Yes, your symptoms are very likely related to these imaging findings, particularly the moderate-to-severe foraminal narrowing with radiculopathy.
The combination of moderate-to-severe cervical foraminal narrowing with radiculopathy and central canal narrowing to 8mm AP dimension is highly likely to be causing your symptoms and represents clinically significant pathology requiring attention.
Understanding Your Imaging Findings
Your imaging reveals two distinct but often coexisting problems:
Foraminal Stenosis with Radiculopathy
The moderate-to-severe foraminal narrowing is compressing nerve roots as they exit the spinal canal, which directly causes radiculopathy (arm pain, weakness, numbness, or tingling radiating down specific nerve distributions) 1. This foraminal stenosis is the most likely source of your radicular symptoms - the shooting pain, numbness, or weakness traveling down your arm 2, 3.
Central Canal Stenosis (8mm AP Dimension)
Your central canal measurement of 8mm is critically narrow and indicates absolute stenosis 4. Normal cervical canal AP diameter ranges from 15-20mm 5. Canals ≤10mm represent absolute stenosis with significantly increased risk of myelopathy (spinal cord compression) 4. Your 8mm measurement places you in the severe stenosis category with high risk for spinal cord injury, particularly with neck extension 5.
Clinical Significance
The severity of your stenosis matters more than you might realize:
Foraminal stenosis severity: Research shows that radiology reports frequently underestimate foraminal stenosis severity - in one study, 29.7% of severe stenosis cases were classified as only mild-moderate or less by radiologists 6. Your "moderate-to-severe" designation likely represents significant compression.

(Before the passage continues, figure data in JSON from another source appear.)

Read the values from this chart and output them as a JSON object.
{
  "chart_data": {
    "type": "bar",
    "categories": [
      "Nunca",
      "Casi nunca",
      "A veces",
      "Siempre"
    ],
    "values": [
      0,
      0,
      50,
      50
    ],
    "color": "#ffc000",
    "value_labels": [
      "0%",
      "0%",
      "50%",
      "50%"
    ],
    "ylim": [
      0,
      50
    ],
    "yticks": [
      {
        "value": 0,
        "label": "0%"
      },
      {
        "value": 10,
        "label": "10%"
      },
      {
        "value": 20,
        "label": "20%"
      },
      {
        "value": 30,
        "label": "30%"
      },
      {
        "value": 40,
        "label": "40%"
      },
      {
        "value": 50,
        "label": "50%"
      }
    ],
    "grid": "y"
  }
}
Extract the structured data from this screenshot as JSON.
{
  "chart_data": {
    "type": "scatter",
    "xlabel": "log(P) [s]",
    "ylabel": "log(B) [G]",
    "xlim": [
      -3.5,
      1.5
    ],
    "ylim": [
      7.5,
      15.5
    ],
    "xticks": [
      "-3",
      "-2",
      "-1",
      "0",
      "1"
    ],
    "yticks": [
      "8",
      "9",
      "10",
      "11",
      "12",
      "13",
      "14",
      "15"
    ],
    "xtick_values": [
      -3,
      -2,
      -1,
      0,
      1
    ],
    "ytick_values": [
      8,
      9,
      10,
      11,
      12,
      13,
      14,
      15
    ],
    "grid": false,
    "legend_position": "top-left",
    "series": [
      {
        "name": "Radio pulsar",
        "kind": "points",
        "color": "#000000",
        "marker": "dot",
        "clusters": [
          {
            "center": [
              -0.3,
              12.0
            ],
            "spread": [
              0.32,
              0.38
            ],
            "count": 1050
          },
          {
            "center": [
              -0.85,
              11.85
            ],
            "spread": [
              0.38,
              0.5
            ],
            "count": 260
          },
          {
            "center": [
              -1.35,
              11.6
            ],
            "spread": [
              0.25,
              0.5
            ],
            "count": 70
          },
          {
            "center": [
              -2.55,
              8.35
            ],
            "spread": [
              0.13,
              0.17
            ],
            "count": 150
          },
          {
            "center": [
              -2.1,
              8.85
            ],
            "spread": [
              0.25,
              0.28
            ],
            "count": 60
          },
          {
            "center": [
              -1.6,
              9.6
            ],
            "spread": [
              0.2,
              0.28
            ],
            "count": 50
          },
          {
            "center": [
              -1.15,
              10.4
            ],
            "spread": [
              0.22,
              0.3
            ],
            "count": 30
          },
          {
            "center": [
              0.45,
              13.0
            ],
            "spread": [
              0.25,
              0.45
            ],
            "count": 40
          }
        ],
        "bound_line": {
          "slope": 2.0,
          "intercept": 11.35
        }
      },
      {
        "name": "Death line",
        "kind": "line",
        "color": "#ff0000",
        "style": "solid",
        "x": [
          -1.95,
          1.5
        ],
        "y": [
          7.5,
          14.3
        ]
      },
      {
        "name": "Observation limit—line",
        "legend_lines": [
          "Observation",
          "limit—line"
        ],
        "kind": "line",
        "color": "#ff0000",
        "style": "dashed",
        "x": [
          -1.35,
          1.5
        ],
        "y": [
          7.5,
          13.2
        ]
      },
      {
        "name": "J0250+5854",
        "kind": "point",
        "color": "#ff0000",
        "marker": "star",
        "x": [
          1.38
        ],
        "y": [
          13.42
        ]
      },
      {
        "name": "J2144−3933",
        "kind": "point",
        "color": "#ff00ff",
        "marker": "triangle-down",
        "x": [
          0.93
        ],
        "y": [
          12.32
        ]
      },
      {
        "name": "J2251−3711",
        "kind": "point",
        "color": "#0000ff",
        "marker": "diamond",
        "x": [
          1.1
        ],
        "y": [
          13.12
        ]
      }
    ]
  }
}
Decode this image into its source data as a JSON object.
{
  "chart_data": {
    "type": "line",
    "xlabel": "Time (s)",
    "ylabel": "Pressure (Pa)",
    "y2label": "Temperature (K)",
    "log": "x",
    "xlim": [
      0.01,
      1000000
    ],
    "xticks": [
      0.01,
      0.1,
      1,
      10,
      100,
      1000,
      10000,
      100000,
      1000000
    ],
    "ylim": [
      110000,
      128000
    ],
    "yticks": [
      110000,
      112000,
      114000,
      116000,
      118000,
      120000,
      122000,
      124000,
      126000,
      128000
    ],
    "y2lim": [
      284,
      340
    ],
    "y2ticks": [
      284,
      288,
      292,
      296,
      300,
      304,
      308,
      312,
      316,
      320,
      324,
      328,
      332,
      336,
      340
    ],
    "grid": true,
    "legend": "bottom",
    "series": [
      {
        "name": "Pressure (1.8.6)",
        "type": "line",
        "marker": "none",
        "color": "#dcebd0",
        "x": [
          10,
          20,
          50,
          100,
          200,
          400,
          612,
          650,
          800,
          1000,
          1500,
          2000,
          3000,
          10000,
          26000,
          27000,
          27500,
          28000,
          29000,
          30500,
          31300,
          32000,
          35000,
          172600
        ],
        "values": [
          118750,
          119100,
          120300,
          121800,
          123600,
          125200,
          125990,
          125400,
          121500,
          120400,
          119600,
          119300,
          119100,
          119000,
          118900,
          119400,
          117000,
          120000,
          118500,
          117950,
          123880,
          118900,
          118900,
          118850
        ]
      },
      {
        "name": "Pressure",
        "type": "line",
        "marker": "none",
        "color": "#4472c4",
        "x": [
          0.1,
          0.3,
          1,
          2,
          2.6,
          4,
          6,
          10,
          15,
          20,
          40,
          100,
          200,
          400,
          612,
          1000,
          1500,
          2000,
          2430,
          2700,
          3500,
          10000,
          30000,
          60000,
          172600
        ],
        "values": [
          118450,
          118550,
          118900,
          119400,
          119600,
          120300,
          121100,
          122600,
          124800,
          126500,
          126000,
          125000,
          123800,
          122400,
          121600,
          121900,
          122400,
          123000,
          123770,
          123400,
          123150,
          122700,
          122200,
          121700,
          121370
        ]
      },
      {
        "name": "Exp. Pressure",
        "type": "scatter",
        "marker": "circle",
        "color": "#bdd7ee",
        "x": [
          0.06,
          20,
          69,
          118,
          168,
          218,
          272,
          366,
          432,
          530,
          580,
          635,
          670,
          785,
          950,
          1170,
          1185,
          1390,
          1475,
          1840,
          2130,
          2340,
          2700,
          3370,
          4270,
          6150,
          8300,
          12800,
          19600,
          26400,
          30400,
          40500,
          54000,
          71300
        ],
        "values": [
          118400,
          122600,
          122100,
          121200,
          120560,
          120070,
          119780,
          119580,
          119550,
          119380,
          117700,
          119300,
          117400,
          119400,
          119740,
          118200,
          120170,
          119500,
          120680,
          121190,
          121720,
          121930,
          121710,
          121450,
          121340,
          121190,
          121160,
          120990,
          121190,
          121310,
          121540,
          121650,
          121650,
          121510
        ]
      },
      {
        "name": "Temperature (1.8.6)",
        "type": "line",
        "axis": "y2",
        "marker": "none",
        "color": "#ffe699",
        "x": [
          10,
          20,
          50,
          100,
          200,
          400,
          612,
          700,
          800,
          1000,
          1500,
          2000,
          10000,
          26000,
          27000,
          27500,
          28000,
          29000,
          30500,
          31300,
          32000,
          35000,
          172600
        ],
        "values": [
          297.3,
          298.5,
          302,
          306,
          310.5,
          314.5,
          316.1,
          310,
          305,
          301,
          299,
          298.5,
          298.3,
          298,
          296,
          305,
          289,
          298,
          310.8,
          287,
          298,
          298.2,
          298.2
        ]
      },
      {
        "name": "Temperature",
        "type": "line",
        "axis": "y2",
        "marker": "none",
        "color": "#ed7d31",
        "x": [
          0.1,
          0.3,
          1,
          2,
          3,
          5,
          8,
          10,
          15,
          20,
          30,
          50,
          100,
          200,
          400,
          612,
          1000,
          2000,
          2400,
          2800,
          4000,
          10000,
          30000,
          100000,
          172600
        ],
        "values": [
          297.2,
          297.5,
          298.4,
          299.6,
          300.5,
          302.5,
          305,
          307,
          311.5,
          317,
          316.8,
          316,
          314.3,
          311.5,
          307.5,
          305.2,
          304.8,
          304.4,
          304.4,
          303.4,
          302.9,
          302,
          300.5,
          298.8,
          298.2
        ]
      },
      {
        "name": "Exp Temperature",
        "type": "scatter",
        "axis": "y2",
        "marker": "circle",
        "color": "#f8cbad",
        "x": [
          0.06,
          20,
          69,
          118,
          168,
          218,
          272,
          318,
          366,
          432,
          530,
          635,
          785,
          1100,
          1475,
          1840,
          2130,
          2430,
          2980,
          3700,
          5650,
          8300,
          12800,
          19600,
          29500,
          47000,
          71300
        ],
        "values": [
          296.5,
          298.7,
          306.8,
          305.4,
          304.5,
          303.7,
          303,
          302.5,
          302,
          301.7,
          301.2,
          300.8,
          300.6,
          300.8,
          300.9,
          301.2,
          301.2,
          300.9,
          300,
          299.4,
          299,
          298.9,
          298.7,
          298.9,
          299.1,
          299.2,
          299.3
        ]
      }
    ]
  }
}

Motor weakness correlation: Approximately 16% of patients with your degree of foraminal stenosis present with measurable upper extremity weakness (≤3/5 strength) 3. Even if you don't have obvious weakness now, the nerve compression is real and progressive.
Central canal at 8mm: This degree of stenosis puts you at high risk for myelopathy symptoms including gait instability, hand clumsiness, balance problems, and bowel/bladder dysfunction 4. Extension of your neck significantly worsens the stenosis 5.
Important Caveats
Be aware of these critical points:
MRI findings don't always correlate perfectly with symptoms - MRI is frequently positive in asymptomatic patients, and abnormal imaging levels don't always match clinical examination levels 1. However, your combination of imaging findings WITH radiculopathy symptoms makes the correlation much more reliable.
Gender and ethnicity matter - Females develop cervical stenosis more easily than males, and stenosis thresholds vary by ethnicity (≤14mm in Whites, ≤12mm in Japanese, ≤13.7mm in Chinese) 5. Your 8mm is severe by any standard.
The C5 nerve root is particularly problematic - C4/5 foraminal stenosis (affecting the C5 nerve) can cause severe shoulder pain that mimics frozen shoulder, with 57% showing ipsilateral foraminal stenosis 2. If your symptoms include shoulder pain, this may be neurogenic rather than a primary shoulder problem.
What This Means for Treatment
Your imaging findings warrant intervention, particularly given the 8mm central canal:
- Patients with absolute stenosis (≤10mm) typically require cervical decompression surgery first before addressing any lumbar issues if both exist 4
- 97% of patients with severe foraminal stenosis achieve full motor recovery after anterior cervical discectomy and fusion (ACDF), with significant improvement in physical function scores 3
- The combination of central and foraminal stenosis requires comprehensive decompression including laminectomy, lateral recess unroofing, and foraminotomy 4
Your symptoms are not "in your head" - they have a clear anatomical basis that requires appropriate management to prevent progression to irreversible spinal cord or nerve damage.